No tratamento do câncer de endométrio foram apresentados os dois estudos apresentados na ASCO, avaliando a melhor abordagem para pacientes de alto risco. O PORTEC III avaliou prospectivamente 686 pacientes com CE alto risco que foram randomizadas (1:1) para RT (48,6 Gy) ou QTRT (dois ciclos de cisplatina 50 mg/m² nas semanas 1 e 4 da RT, seguido de quatro ciclos de carboplatina AUC5 e paclitaxel 175 mg/m² a cada 21 dias). A SG em 5 anos para o braço de QTRT versus RT foi de 81,8% vs 76,7%; HR 0,79 [IC 95% 0,57-1,12, p=0,183]. Também não houve diferença significativa entre os braços para a sobrevida livre de recorrência em 5 anos, salvo nas pacientes com estágio III que apresentaram maior benefício com a combinação: FFS em 5 anos 69,3% para QTRT vs 58,0% para RT [IC 95% 0,45-0,97, p=0,032] e a SG em 5-anos para o estágio III foi de 78,7 % vs 69,8% (p=0,114). (J Clin Oncol 35, 2017 (suppl; abstr 5502).
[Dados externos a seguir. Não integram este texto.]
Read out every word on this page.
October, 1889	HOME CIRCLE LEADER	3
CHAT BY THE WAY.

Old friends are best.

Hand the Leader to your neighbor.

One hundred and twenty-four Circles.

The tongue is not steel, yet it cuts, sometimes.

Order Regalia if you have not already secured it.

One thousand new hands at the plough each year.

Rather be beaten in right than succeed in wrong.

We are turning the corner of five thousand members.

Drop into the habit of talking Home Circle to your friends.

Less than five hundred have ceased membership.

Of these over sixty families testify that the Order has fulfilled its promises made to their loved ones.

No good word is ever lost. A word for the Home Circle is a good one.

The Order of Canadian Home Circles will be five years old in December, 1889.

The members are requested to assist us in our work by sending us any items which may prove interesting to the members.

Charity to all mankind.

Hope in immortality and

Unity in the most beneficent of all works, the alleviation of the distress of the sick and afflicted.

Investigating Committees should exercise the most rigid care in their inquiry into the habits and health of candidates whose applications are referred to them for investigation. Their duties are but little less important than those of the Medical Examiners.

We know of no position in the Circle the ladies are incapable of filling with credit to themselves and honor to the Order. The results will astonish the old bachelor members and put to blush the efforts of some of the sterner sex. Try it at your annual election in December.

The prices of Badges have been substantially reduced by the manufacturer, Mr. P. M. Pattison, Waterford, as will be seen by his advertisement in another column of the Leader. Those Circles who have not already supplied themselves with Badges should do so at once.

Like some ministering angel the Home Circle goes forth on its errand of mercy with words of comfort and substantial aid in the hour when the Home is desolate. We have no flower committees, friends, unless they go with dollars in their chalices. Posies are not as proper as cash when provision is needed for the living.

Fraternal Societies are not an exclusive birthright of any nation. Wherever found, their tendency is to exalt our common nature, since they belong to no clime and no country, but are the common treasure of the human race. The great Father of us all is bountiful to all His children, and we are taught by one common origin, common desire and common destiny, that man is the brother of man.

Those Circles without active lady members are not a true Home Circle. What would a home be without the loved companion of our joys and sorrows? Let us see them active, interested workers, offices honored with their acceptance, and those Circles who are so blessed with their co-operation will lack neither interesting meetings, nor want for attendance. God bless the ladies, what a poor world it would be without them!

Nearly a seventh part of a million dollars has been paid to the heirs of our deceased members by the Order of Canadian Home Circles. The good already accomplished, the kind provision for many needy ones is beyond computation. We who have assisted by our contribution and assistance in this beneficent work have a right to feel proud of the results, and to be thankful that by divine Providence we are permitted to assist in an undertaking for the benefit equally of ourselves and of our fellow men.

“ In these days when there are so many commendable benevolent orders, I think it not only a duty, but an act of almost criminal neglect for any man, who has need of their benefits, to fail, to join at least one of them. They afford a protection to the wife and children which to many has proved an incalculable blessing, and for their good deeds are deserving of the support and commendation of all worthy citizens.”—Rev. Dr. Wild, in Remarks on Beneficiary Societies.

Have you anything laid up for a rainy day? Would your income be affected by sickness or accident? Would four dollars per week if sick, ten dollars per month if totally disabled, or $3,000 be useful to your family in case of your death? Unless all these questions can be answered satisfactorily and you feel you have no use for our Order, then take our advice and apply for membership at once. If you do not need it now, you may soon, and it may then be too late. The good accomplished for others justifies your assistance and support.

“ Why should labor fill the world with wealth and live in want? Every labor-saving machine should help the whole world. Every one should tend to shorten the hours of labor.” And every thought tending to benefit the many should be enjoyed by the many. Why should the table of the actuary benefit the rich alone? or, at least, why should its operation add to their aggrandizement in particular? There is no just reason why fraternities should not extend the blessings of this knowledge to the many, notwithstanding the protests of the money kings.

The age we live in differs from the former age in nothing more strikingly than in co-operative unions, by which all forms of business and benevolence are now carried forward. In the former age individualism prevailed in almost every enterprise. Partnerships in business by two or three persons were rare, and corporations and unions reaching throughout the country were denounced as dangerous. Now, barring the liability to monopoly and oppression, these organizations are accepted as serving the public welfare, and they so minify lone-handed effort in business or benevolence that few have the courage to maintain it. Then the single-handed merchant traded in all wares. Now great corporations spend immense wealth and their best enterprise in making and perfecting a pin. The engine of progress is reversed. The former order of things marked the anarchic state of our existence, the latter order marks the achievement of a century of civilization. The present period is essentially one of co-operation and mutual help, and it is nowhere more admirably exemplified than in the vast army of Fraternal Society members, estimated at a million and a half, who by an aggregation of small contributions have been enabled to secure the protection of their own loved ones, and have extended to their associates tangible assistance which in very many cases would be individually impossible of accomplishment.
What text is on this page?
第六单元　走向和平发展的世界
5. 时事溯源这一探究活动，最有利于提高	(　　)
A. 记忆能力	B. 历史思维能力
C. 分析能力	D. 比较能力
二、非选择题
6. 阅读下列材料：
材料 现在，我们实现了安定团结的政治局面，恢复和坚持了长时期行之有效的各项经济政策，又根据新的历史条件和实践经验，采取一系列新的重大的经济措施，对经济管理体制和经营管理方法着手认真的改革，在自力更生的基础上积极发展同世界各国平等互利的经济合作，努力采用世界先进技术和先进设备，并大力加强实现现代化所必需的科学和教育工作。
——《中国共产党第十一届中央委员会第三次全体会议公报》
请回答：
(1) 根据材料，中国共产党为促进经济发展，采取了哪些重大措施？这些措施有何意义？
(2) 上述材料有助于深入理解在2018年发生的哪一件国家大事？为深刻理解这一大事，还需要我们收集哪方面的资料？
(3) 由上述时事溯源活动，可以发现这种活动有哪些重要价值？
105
Alinhado com o PORTEC III, o estudo GOG 258 também randomizou prospectivamente 813 pacientes com CE estágios III/IVA, ou I/II se células claras ou seroso, entre QT (carboplatina e paclitaxel por 6 ciclos) e QTRT. As pacientes no braço de tratamento combinado apresentarem menor incidência de recorrência vaginal, pélvica e para-aórtica (3% vs 7%, HR = 0,36, IC 0,16- 0,82; 10% vs 21%, HR=0,43, IC 02,8-0,66) comparado à quimioterapia isolada, mas metástases à distância foram mais frequentes no braço combinado que no braço de quimioterapia isolada (28% vs 21%, HR 1,36, IC 1- 1,86). J Clin Oncol 35, 2017 (suppl; abstr 5505).

Das discussões da Semana da Oncologia, analisada a realidade do país e os avanços contínuos no tratamento do câncer ginecológico, fica a certeza de que o Brasil segue em alerta vermelho para a necessidade de melhorar o acesso em prevenção e rastreamento, além da importância de avançar na incorporação oportuna de tecnologias.